到目前为止,我们看到的大多是单向影响,即:起步较早的领域深度影响着新兴领域,那么是否存在反哺的现象呢?也算是本篇文章的一个遗留问题,例如:推荐系统社区是否有反哺NLP社区呢? 这个问题可能也等价于推荐系统是否有一些独创/开创性的研究,是已经或有可能潜在影响其他领域的研究?(可能是个知乎好问题)。
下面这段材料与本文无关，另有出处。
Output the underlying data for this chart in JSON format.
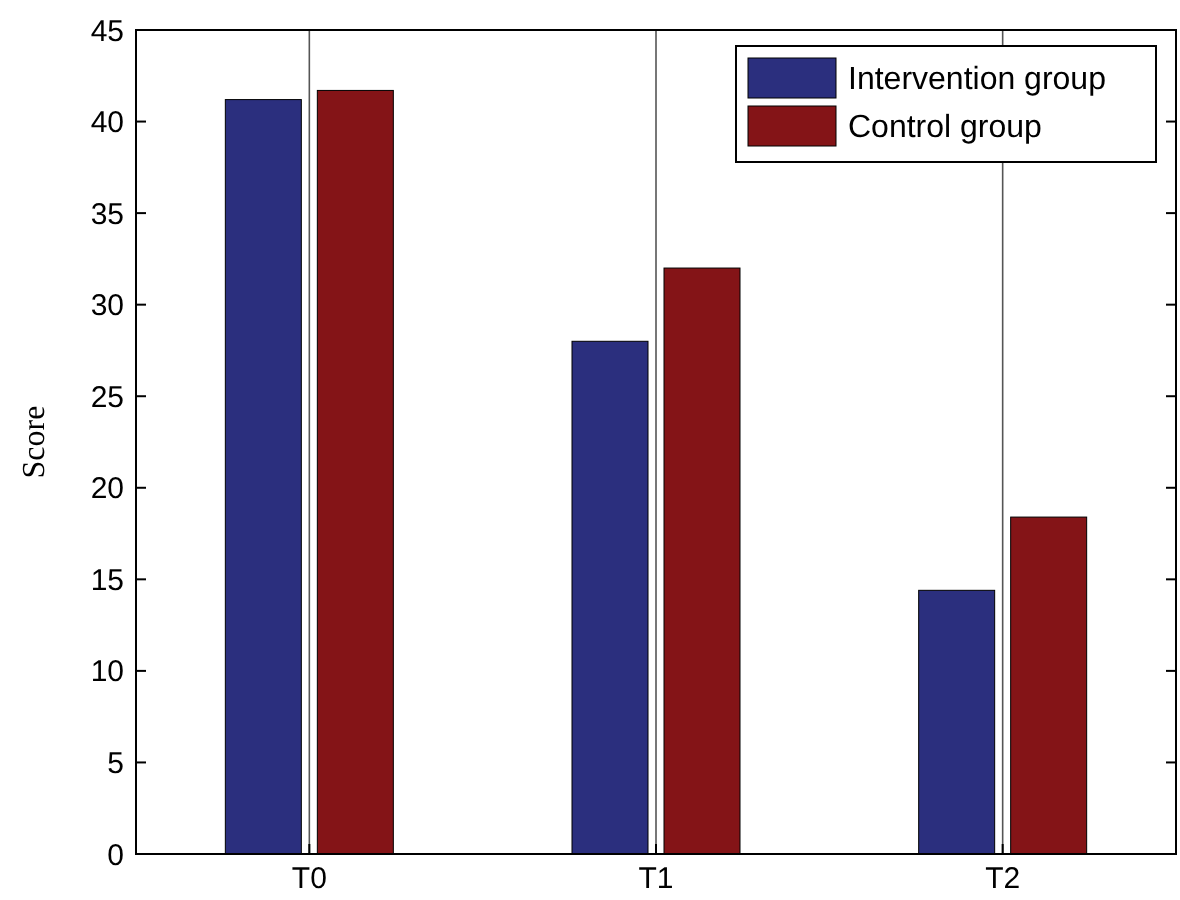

这个问题也很大,需要花一些时间去学习和积累才能感受到。以读者目前的浅薄认知而言,我觉得有,至少我认为推荐系统在工程架构方面的进展是前沿的,是领先其他领域的。比如:实时推理引擎如TF Serving那一套,最早是服务于大规模实时推荐系统的,但对NLP尤其是预训练模型做实时serving还是有帮助的,小规模场景开箱即用,大规模场景做TF Serving优化后,也能使用。还有比如推荐系统中算首创的工作协同过滤或特征交互的研究进展,经典的FM等,也能一定程度上启发NLP研究。还有比如搜索/推荐场景常用的多阶段pipeline,召回+粗排+精排,也经常用在对话系统中。更多的以后有机会可以一起探讨探讨。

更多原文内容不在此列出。